BEIJING — China will cut re-lending interest rates for small and micro enterprises by 0.5 percentage point as part of a broader policy package to ease the financial strain on small firms, a central bank document said on June 25.
The re-lending and rediscount quotas for small companies, as well as sectors concerning rural areas, will be increased by a total of 150 billion yuan ($23.11 billion), according to guidelines for increasing financial support for small and micro firms, released on the website of the People's Bank of China (PBOC).
Better mechanisms will be in place to support the issuance of financial bonds by small companies, while banking financial institutions will be encouraged to issue securities backed by small enterprise loans. These measures are expected to provide credit of more than 100 billion yuan, according to the guidelines.

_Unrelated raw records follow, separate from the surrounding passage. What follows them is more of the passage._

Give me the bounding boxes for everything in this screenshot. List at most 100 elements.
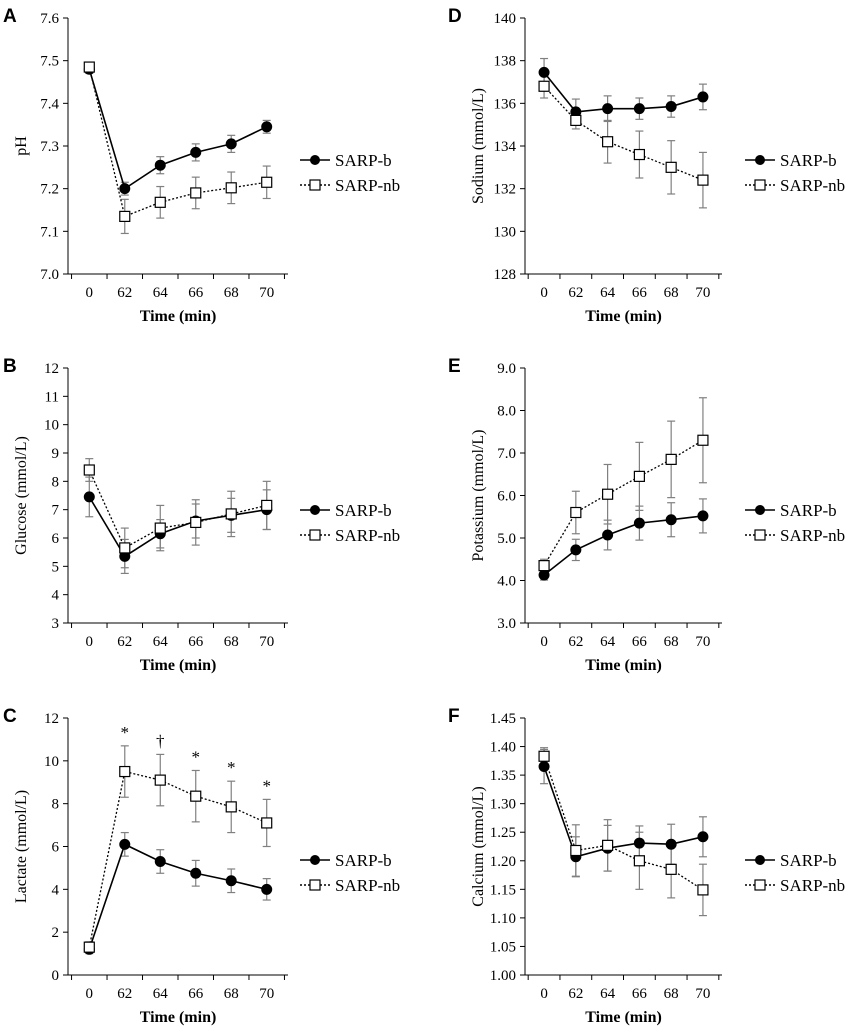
data-point-sarp-nb <box>697 174 709 186</box>
data-point-sarp-nb <box>602 136 614 148</box>
legend-marker-sarp-nb <box>754 879 766 891</box>
legend-marker-sarp-b <box>755 505 765 515</box>
x-tick-label: 0 <box>540 634 548 650</box>
legend-marker-sarp-nb <box>754 529 766 541</box>
y-axis-title: Potassium (mmol/L) <box>470 430 487 562</box>
legend-marker-sarp-nb <box>309 529 321 541</box>
y-tick-label: 8 <box>52 474 60 490</box>
significance-marker: * <box>262 776 271 795</box>
y-tick-label: 3 <box>52 616 60 632</box>
y-tick-label: 8 <box>52 797 60 813</box>
data-point-sarp-b <box>154 855 166 867</box>
y-axis-title: Glucose (mmol/L) <box>13 436 30 555</box>
data-point-sarp-b <box>665 514 677 526</box>
x-tick-label: 68 <box>664 634 679 650</box>
x-tick-label: 66 <box>632 285 648 301</box>
y-tick-label: 1.10 <box>490 911 516 927</box>
series-line-sarp-nb <box>543 756 704 891</box>
x-tick-label: 68 <box>664 986 679 1002</box>
x-tick-label: 66 <box>632 634 648 650</box>
data-point-sarp-nb <box>190 790 202 802</box>
data-point-sarp-b <box>538 569 550 581</box>
x-tick-label: 62 <box>568 285 583 301</box>
series-line-sarp-b <box>88 68 268 190</box>
panel-a: A 7.0 7.1 7.2 7.3 7.4 7.5 7.6 0 62 64 66 68 70 Time (m… <box>3 6 400 325</box>
data-point-sarp-nb <box>697 884 709 896</box>
series-line-sarp-b <box>543 71 704 113</box>
x-tick-label: 68 <box>224 986 239 1002</box>
data-point-sarp-nb <box>154 774 166 786</box>
y-tick-label: 7.4 <box>40 96 59 112</box>
panel-letter: F <box>448 706 460 727</box>
data-point-sarp-nb <box>538 560 550 572</box>
y-tick-label: 1.25 <box>490 825 516 841</box>
series-line-sarp-b <box>543 766 704 858</box>
y-tick-label: 0 <box>52 968 60 984</box>
y-tick-label: 1.40 <box>490 740 516 756</box>
x-tick-label: 64 <box>153 634 169 650</box>
y-tick-label: 130 <box>494 224 517 240</box>
data-point-sarp-nb <box>83 61 95 73</box>
y-tick-label: 2 <box>52 925 60 941</box>
y-tick-label: 7.0 <box>40 267 59 283</box>
y-tick-label: 4 <box>52 588 60 604</box>
data-point-sarp-nb <box>538 80 550 92</box>
legend-label: SARP-nb <box>335 176 400 195</box>
y-tick-label: 9 <box>52 446 60 462</box>
panel-letter: C <box>3 706 17 727</box>
series-line-sarp-nb <box>543 439 704 566</box>
data-point-sarp-nb <box>154 196 166 208</box>
panel-letter: B <box>3 356 17 377</box>
data-point-sarp-nb <box>697 434 709 446</box>
legend-marker-sarp-b <box>310 505 320 515</box>
data-point-sarp-nb <box>633 855 645 867</box>
data-point-sarp-nb <box>633 148 645 161</box>
legend-marker-sarp-b <box>310 155 320 165</box>
x-tick-label: 64 <box>600 634 616 650</box>
data-point-sarp-b <box>261 883 273 895</box>
x-tick-label: 70 <box>695 634 710 650</box>
y-tick-label: 140 <box>494 11 517 27</box>
data-point-sarp-nb <box>190 187 202 199</box>
data-point-sarp-nb <box>570 844 582 857</box>
legend-marker-sarp-b <box>755 155 765 165</box>
data-point-sarp-nb <box>190 516 202 529</box>
significance-marker: * <box>121 723 130 742</box>
data-point-sarp-nb <box>665 863 677 875</box>
data-point-sarp-b <box>633 837 645 849</box>
y-tick-label: 128 <box>494 267 517 283</box>
y-tick-label: 4 <box>52 882 60 898</box>
legend-label: SARP-nb <box>780 176 845 195</box>
legend-label: SARP-b <box>780 151 837 170</box>
data-point-sarp-b <box>665 838 677 850</box>
y-tick-label: 1.45 <box>490 711 516 727</box>
x-tick-label: 68 <box>224 285 239 301</box>
data-point-sarp-nb <box>570 114 582 127</box>
series-line-sarp-nb <box>543 85 704 181</box>
y-axis-title: Calcium (mmol/L) <box>470 786 487 906</box>
y-tick-label: 134 <box>494 139 517 155</box>
data-point-sarp-nb <box>225 801 237 813</box>
data-point-sarp-b <box>119 183 131 195</box>
y-tick-label: 12 <box>44 361 59 377</box>
x-tick-label: 64 <box>600 986 616 1002</box>
y-axis-title: Lactate (mmol/L) <box>13 790 30 903</box>
data-point-sarp-nb <box>261 176 273 188</box>
y-tick-label: 7.5 <box>40 54 59 70</box>
y-tick-label: 7.3 <box>40 139 59 155</box>
y-tick-label: 9.0 <box>497 361 516 377</box>
x-tick-label: 62 <box>117 285 132 301</box>
x-tick-label: 0 <box>86 634 94 650</box>
y-axis-title: pH <box>13 136 30 156</box>
y-tick-label: 4.0 <box>497 574 516 590</box>
data-point-sarp-nb <box>665 453 677 465</box>
series-line-sarp-b <box>543 515 704 576</box>
series-line-sarp-b <box>88 843 267 950</box>
x-tick-label: 0 <box>86 986 94 1002</box>
data-point-sarp-nb <box>261 499 273 512</box>
x-tick-label: 70 <box>259 634 274 650</box>
data-point-sarp-b <box>602 103 614 115</box>
legend-marker-sarp-b <box>310 855 320 865</box>
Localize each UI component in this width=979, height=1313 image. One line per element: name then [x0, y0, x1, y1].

Loans for small firms with a credit line of 5 million yuan or less will be included in the scope of collateral for the central bank’s medium-term lending facility operation.
Small firms will be given more weight in the central bank’s macro-prudential assessment framework, according to the guidelines.
From September this year until the end of 2020, interest income for credit up to 5 million yuan, compared with previous 1 million yuan, for qualified small firms as well as individual businesses will be exempt from value-added tax.
China will also support the development of venture capital and angel investments to provide more financing channels for small firms, according to the guidelines.
The measures followed a central bank statement on June 24, which said it would cut some banks' reserve requirement ratios by 50 basis points on July 5, to support qualified debt-to-equity swap programs and help small business financing.
While China's small and micro businesses play an increasingly important role in the economy, they often find it difficult to access funds at a favorable rate compared with large State-owned enterprises.
Central Bank governor Yi Gang said at a recent forum that small and micro companies contribute to more than 60 percent of China's GDP, 80 percent of jobs and 50 percent of the country's tax revenue.
According to Dong Ximiao, senior researcher at Renmin University's Chongyang Institute for Financial Studies, said while more credit support should be given to small companies, authorities should also phase out financial support for "zombie companies" so that resources can be better allocated.